In the beginning of Zelensky’s presidency, things were going fine for Medvedchuk and his pro-Kremlin party.

Their TV channels habitually aired Kremlin’s propaganda, justifying Russia’s war against Ukraine and at the same time blaming Zelensky for its continuation. Nearly two years later, Zelensky abruptly decided to put an end to it.

In February, he signed sanctions against Medvedchuk, Kozak, and their businesses – which immediately shut down the three pro-Kremlin TV channels – NewsOne, Channel 112, and ZIK. Medvedchuk lost the diesel pipeline and his accounts got frozen.

Oleksiy Haran, professor at the Kyiv Mohyla Academy, says that early on, Zelensky benefited from Medvedchuk’s presence.

“During the election campaign, Medvedchuk’s TV channels supported Zelensky and attacked Poroshenko,” he says.

Then it changed: When Zelensky showed he won’t make concessions to Russia, the channels started attacking him.

According to Haran, by taking down Medvedchuk and his party, Zelensky weakens his political competition on the Russian-speaking electoral field and simultaneously boosts his standing with the pro-Western democratic electoral field.

“Obviously there were certain political calculations,” says Haran.

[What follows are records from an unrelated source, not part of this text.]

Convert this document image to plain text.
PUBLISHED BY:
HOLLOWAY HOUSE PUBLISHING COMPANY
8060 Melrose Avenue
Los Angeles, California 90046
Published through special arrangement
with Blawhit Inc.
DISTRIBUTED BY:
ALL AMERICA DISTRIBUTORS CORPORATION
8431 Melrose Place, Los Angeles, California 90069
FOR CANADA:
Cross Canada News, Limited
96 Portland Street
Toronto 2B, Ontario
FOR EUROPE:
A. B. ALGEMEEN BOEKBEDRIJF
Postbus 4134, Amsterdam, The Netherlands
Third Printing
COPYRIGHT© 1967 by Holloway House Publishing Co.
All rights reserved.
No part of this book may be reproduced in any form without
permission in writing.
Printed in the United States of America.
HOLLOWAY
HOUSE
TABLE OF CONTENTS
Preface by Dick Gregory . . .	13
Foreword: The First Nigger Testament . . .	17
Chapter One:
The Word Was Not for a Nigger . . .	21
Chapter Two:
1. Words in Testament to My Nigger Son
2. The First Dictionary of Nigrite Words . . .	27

Medvedchuk’s party now looks fragile.

After losing the TV channels, the party’s support has shrunk from 19% in January to 13%. The party now polls behind both Zelensky’s Servant of the People party and Poroshenko’s European Solidarity.

It’s hard to predict what will happen to Medvedchuk, according to Haran.

Even if the state really intends to prosecute Medvedchuk, the notoriously corrupt and unreformed courts can obstruct it. But is Medvedchuk on his political death bed? Haran says: “Never say never.”